The spokesman said that Pakistan’s population was most likely to swell to 230 million by 2030 and over 60 percent of it would be living in urban areas.
“This would build up more pressure on already ailing public infrastructures like water and sanitation, housing, education and health facilities,” he added.
In the past, he said that inadequate planning at village, town, district and provincial level to deal with climate change impacts and avoid loss of the life and livelihood had exposed the country to water-related risks from climate change in addition to putting the country’s agriculture, industry and hydropower at risk.
In Pakistan, he said that the urban poor were more vulnerable to the risk of floods.
Over last five years, Muhammad Saleem said, the country had suffered over 25 billion dollars in economic damages because of climate change-related natural disasters, particularly floods and torrential rains.
“Nearly 35 billion dollars are required to recover these damages, mainly in agriculture, water, public and communication infrastructure,” he said.
He stressed that adequate budgetary allocations were inevitable for making the country’s key socio-economic sectors such as mainly agriculture, water, energy, public and communication infrastructures climate-resilient.
In 2015, he said the US-based World Resources Institute ranked Pakistan as the fifth most river flood-affected country among 164 countries analysed.
The institute estimated that floods affected nearly 715,000 people in the country each year, causing $1.7 billion in economic losses.
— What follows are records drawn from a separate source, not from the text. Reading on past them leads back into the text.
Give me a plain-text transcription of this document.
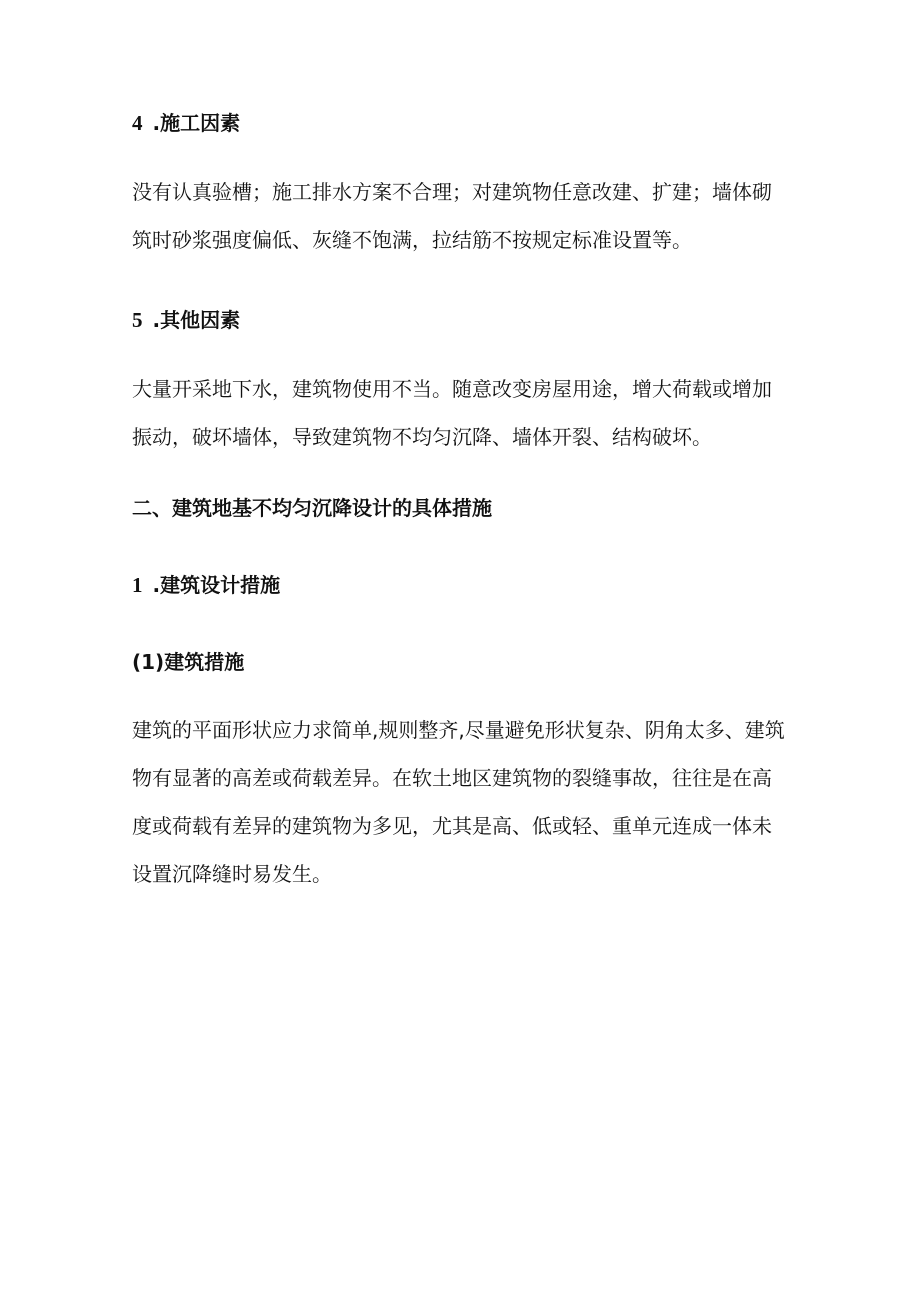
4 .施工因素
没有认真验槽；施工排水方案不合理；对建筑物任意改建、扩建；墙体砌
筑时砂浆强度偏低、灰缝不饱满，拉结筋不按规定标准设置等。
5 .其他因素
大量开采地下水，建筑物使用不当。随意改变房屋用途，增大荷载或增加
振动，破坏墙体，导致建筑物不均匀沉降、墙体开裂、结构破坏。
二、建筑地基不均匀沉降设计的具体措施
1 .建筑设计措施
(1)建筑措施
建筑的平面形状应力求简单,规则整齐,尽量避免形状复杂、阴角太多、建筑
物有显著的高差或荷载差异。在软土地区建筑物的裂缝事故，往往是在高
度或荷载有差异的建筑物为多见，尤其是高、低或轻、重单元连成一体未
设置沉降缝时易发生。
The US-based think-tank has further warned in its report that by 2030, river floods could affect two million more people in Pakistan every year, with climate change driving 70 percent of that increase.
Given the urgent need for mitigating climate risks, the Green Pakistan Programme envisioned by Prime Minister Muhammad Nawaz Sharif has been launched to tackle climate change and seriousness towards re-invigorating ailing forestry sector as a part of boosting country’s climate resilience.
Under the Rs10 billion project, a target of planting 100 million trees in next five across the country has been set.
Besides, he said, the Ministry had urged the provincial governments to expedite implementation process of the national climate change policy, wherein different climate risks and solutions for them have been identified.
Provincial governments, he said, urgently needed to roll out climate change adaptation plans in agriculture, energy, water, irrigation, health, education and other socio-economic sectors to decrease country’s climate vulnerability.